Amazon's advertising business sells promoted listings and display ads across its platforms. It's now the third-largest advertising platform in the U.S. after Alphabet's (NASDAQ: GOOG) (NASDAQ: GOOGL) Google and Meta Platforms' (NASDAQ: META) Facebook, and that segment generates higher-margin revenues than its core marketplace business.

However, Amazon's biggest profit engine is still Amazon Web Services (AWS), which controlled 32% of the global cloud infrastructure market in the first quarter of 2025, according to Canalys. The market's demand for its cloud-based computing and storage services is surging as more companies pivot away from on-site servers and launch more cloud, mobile, and AI services. In 2024, AWS generated 17% of Amazon's net sales but accounted for 58% of its operating profits.

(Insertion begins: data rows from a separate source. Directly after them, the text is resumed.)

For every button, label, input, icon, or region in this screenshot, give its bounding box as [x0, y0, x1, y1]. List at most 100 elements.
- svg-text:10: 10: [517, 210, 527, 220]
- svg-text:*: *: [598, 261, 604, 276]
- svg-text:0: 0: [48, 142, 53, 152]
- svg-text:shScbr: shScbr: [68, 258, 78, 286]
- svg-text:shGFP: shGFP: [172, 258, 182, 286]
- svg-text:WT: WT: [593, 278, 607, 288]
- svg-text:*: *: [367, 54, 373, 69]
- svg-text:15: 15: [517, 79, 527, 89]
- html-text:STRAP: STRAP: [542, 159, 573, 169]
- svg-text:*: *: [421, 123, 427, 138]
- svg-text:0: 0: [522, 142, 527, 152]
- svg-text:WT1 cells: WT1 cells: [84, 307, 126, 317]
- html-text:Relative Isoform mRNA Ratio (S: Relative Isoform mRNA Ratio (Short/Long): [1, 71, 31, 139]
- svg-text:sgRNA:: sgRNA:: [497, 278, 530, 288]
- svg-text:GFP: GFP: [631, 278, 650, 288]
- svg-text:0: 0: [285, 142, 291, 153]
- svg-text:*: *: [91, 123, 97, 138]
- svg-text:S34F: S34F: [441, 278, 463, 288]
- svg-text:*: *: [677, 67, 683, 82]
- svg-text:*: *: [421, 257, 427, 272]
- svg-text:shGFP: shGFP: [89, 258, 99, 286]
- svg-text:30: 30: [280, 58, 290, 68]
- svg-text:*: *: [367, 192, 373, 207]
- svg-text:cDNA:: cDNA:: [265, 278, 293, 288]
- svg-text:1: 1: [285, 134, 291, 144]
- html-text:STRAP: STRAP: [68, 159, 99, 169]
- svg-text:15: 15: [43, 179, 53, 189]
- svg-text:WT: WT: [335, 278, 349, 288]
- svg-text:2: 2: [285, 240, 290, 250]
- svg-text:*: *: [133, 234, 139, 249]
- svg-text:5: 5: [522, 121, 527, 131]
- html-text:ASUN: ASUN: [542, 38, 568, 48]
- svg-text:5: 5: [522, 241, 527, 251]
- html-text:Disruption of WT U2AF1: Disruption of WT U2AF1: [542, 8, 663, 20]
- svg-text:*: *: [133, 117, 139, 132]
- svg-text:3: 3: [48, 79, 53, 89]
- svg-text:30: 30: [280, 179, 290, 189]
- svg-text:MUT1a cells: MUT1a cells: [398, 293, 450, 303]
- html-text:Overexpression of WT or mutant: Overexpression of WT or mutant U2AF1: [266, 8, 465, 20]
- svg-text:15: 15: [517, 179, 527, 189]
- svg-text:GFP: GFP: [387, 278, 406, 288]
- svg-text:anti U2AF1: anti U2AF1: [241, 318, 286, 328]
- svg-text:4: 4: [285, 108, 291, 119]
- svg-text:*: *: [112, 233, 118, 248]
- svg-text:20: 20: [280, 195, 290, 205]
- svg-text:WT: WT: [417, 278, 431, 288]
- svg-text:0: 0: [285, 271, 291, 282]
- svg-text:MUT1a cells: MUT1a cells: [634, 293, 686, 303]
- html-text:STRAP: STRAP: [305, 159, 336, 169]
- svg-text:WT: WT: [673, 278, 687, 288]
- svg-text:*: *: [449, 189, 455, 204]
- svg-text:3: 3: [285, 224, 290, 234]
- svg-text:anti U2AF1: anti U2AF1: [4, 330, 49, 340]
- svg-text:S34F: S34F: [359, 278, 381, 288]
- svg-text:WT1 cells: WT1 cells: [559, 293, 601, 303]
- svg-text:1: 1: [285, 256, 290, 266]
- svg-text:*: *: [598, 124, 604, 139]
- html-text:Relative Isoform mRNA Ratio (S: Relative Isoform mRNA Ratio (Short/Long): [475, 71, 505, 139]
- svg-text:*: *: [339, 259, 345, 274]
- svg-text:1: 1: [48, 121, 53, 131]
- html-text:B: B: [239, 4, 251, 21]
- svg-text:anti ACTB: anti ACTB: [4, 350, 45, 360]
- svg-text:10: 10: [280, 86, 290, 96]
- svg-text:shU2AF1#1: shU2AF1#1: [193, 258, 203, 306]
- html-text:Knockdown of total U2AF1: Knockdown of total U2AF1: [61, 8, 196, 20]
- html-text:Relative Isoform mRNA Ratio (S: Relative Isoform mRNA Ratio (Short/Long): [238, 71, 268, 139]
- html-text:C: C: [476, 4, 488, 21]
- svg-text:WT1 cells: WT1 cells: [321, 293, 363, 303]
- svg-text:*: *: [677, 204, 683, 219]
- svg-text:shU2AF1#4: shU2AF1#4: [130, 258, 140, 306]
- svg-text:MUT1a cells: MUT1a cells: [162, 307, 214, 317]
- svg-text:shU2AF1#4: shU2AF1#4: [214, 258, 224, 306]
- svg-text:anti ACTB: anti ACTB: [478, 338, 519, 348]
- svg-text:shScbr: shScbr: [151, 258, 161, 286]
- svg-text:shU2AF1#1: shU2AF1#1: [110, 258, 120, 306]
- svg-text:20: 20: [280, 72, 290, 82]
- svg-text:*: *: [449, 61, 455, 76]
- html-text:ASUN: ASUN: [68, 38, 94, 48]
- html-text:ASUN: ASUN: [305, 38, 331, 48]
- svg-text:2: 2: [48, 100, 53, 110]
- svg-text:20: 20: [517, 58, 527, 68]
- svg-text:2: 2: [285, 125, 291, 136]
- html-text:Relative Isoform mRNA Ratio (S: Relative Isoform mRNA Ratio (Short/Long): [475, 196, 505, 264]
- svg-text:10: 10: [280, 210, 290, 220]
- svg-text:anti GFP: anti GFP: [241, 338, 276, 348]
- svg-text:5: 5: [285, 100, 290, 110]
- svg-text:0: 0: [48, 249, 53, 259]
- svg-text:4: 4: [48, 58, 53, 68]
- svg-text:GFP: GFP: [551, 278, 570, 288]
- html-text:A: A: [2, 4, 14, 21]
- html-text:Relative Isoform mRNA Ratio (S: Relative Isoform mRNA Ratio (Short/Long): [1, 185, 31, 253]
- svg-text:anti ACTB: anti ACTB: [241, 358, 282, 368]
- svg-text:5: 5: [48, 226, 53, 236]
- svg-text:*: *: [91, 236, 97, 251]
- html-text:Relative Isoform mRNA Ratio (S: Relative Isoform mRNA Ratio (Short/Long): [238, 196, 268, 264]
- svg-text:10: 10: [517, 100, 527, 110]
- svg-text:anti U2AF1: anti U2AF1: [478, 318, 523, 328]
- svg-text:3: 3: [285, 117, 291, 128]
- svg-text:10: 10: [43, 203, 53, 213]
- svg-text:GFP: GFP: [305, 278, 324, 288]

Amazon's higher profits from AWS and its advertising business subsidize the ongoing expansion of its lower-margin retail business. That's why it can afford to sell its products at lower prices than many of its brick-and-mortar rivals, while retaining its Prime subscribers with loss-leading discounts and perks.

How much bigger can Amazon grow?

Amazon's growth is slowing as it matures, and its retail business faces stiff competition from superstore survivors like Walmart (NYSE: WMT), cheap cross-border e-commerce challengers like PDD's (NASDAQ: PDD) Temu, and warehouse club leaders like Costco (NASDAQ: COST). But it plans to keep expanding its marketplace into higher-growth emerging markets as it upgrades its fulfillment centers and logistics network with more AI, robotics, and automation services.

The growth of the AI market should also drive more companies to ramp up their spending on AWS, which provides the computing power, storage, and tools for creating new AI applications. Amazon will also expand its advertising business with more ads on Prime Video and Alexa. These two higher-margin businesses should drive its long-term profit growth.

From 2024 to 2027, analysts expect its revenue and earnings per share to grow at CAGRs of 10% and 19%, respectively. It might not be a bargain at 34 times next year's earnings, but it's still an easy way to profit from the growth of the e-commerce, cloud, AI, and digital advertising markets. So if you could only buy a single stock, Amazon would be a great pick.